Son canlı bomba saldırılarının halkın ve hükümetin sabrını zorlamaya başladığı açık. Bu noktada, terörün önlenmesi, teröristlerin cezalandırılması, eylem kapasitesinin en aza indirilmesi için yapılması gerekenler yüksek sesle tartışılmaya başlandı. Hükümetin otoritesini yıpratmayı hedefleyen örgütün bu stratejisini işlemez kılacak önlemlerden biri de provokasyona mahal vermeden misliyle cevap vermektir. Özellikle, örgüt için önemli konularda ve kendisini rahat hissettiği alanlarda.
Başbakan Binali Yıldırım Suriye sınırı boyunca PKK/PYD kontrolündeki bölgeyle ilgili şunları söyledi: “Ama bakın bir Fırat Kalkan’ı hadisesi bizim Suriye tarafındaki DEAŞ tehdidini ciddi anlamda sınırlamıştır, aşağı düşürmüştür.
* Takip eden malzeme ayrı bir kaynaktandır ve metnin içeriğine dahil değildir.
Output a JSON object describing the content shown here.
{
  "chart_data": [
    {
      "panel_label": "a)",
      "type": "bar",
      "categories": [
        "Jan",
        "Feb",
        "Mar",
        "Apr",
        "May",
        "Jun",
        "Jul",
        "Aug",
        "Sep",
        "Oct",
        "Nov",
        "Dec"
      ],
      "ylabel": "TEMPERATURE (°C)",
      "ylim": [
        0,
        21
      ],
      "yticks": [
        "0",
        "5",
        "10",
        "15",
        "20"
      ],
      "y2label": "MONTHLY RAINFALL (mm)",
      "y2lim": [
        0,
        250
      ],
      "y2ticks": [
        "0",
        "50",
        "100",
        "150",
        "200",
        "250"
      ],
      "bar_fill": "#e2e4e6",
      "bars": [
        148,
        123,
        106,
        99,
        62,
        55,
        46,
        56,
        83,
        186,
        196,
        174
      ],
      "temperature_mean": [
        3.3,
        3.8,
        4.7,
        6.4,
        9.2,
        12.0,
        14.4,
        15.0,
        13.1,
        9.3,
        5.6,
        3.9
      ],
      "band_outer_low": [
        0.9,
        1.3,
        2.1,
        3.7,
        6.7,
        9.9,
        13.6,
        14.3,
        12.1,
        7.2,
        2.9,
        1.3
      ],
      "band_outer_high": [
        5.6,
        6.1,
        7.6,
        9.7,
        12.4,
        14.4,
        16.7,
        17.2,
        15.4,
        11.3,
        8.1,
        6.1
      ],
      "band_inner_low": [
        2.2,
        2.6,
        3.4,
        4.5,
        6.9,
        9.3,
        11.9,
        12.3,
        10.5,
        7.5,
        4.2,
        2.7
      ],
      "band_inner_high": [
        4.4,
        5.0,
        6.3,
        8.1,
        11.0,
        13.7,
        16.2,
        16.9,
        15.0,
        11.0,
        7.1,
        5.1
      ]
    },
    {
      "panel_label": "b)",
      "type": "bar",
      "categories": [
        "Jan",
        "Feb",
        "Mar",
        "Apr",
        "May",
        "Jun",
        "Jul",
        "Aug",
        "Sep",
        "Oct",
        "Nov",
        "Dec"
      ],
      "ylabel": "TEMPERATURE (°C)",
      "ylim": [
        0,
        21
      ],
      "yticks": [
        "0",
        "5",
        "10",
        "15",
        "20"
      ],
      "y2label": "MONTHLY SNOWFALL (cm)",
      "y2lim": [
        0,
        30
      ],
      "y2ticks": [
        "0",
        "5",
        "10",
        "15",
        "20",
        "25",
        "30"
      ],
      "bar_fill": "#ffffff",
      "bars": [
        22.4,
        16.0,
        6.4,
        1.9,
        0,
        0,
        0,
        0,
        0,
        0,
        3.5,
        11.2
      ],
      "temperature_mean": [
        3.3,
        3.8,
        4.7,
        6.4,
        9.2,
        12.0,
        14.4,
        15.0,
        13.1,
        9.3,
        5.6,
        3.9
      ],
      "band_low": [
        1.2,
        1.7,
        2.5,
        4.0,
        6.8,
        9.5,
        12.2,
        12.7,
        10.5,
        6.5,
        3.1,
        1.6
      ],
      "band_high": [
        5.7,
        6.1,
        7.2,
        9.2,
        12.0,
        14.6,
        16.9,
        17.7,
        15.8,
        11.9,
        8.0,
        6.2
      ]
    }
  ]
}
Benzer çalışmaları bütün güney sınırlarımızda yapacağız”.
Bu ifadeler, PKK/PYD’nin kontrolünde tuttuğu, yönettiği güney sınırımıza dair hükümetin düşüncelerini yansıtması açısından oldukça önemli. Nitekim PKK, iki parça halinde, 700km uzunluğunda, yer yer 100 km derinliğinde sınır bölgesini, Suriye topraklarının 1/5’ini yönetiyor.
Söz konusu bölgenin, Suriye iç savaşının tarafları, bölgesel aktörler ve PKK terör örgütü için farklı anlamlarının olduğu açık. Bölge, PKK bakımından sadece askeri değil, politik açıdan da çok önemli. Haliyle bölgenin Başbakan Yıldırım’ın açıklamalarında yer alması bir tesadüf değil.
Bir terör örgütünün, hedef aldığı ülkenin sınırı boyunca yeterli derinlik ve genişlikte “üs” bölgelerine sahip olması, “hayati bir konudur”. PKK, bugün, Irak ve Suriye’de bu imkâna ve lükse sahiptir.
Kitaba göre, söz konusu bölgeyi hayati yapan dört neden vardır. Birincisi, PKK gibi terör örgütlerinin “devlet” olma iddiaları onlarda toprak kontrolünü tutkuya dönüştürmüştür. Çünkü insanların yaşadığı bir saha hem tecrübe, hem de “düşman” devletin güç kullanma kapasitesinin sınırlanması demektir. Devletler kamuoyu baskısı nedeniyle “sivil kayıplarından” korkarlar. Sivillerin paçasına yapışan ve onlarla iç içe yaşayan terör örgütlerine karşı gerektiği kadar güç kullanamazlar.
İkincisi, terör örgütlerinin izlediği uzatılmış politik/askeri mücadele stratejisi yorucu ve yıpratıcıdır. Bu nedenle lojistiğini güvenle depolayacağı, yaralılarını tedavi edebileceği, militanlarını dinlendireceği, eğiteceği, terör eylemlerini planlayacağı, hazırlayacağı “sakin” bölgelere sahip olmak hayati bir konudur. Nitekim Suriye tarafında oluşan bölge bu imkânları fazlasıyla sağlamaktadır.
Üçüncüsü, komşu ülkede tesis edilen “üs bölgesi” örgüte göreceli koruma sağlar ve emniyet hissi verir. Tıpkı, 1983’ten beri varlığını koruyan, Kuzey Irak’ta olduğu gibi. Devletler uluslararası hukuk, egemenlik ihlali, BM tartışmaları, iç politika gibi nedenlerle komşu ülkeye uzun süreli, kalıcı harekât düzenleyemez. Düzenlese de kalamazlar. Girdiğinde ise terör örgütü çekilir, iş bitince de geri gelir.
Son olarak, PKK/PYD’nin ABD ile işbirliği Suriye özelinde farklı bir anlam taşıyor. Küresel bir aktörle çıkar ilişkisi, PKK/PYD’nin “özgüvenini” artırırken, kendince dokunulmazlık kazandığını düşünüyor.
Suriye’de kalıcı bir istikrarın tesis edilmesi uzun yıllar alacaktır. Bu süreçte PKK/PYD bölgeye yerleşecek ve varlığı derinleştirecektir. Politik amaç, ister örgütün yok edilmesi, ister taleplerinin dönüştürülmesi, isterse bedel ödetilmesi olsun, 700 kilometrelik sınırdaşlığı görmezden gelerek hedefe ulaşmak mümkün olmayacaktır.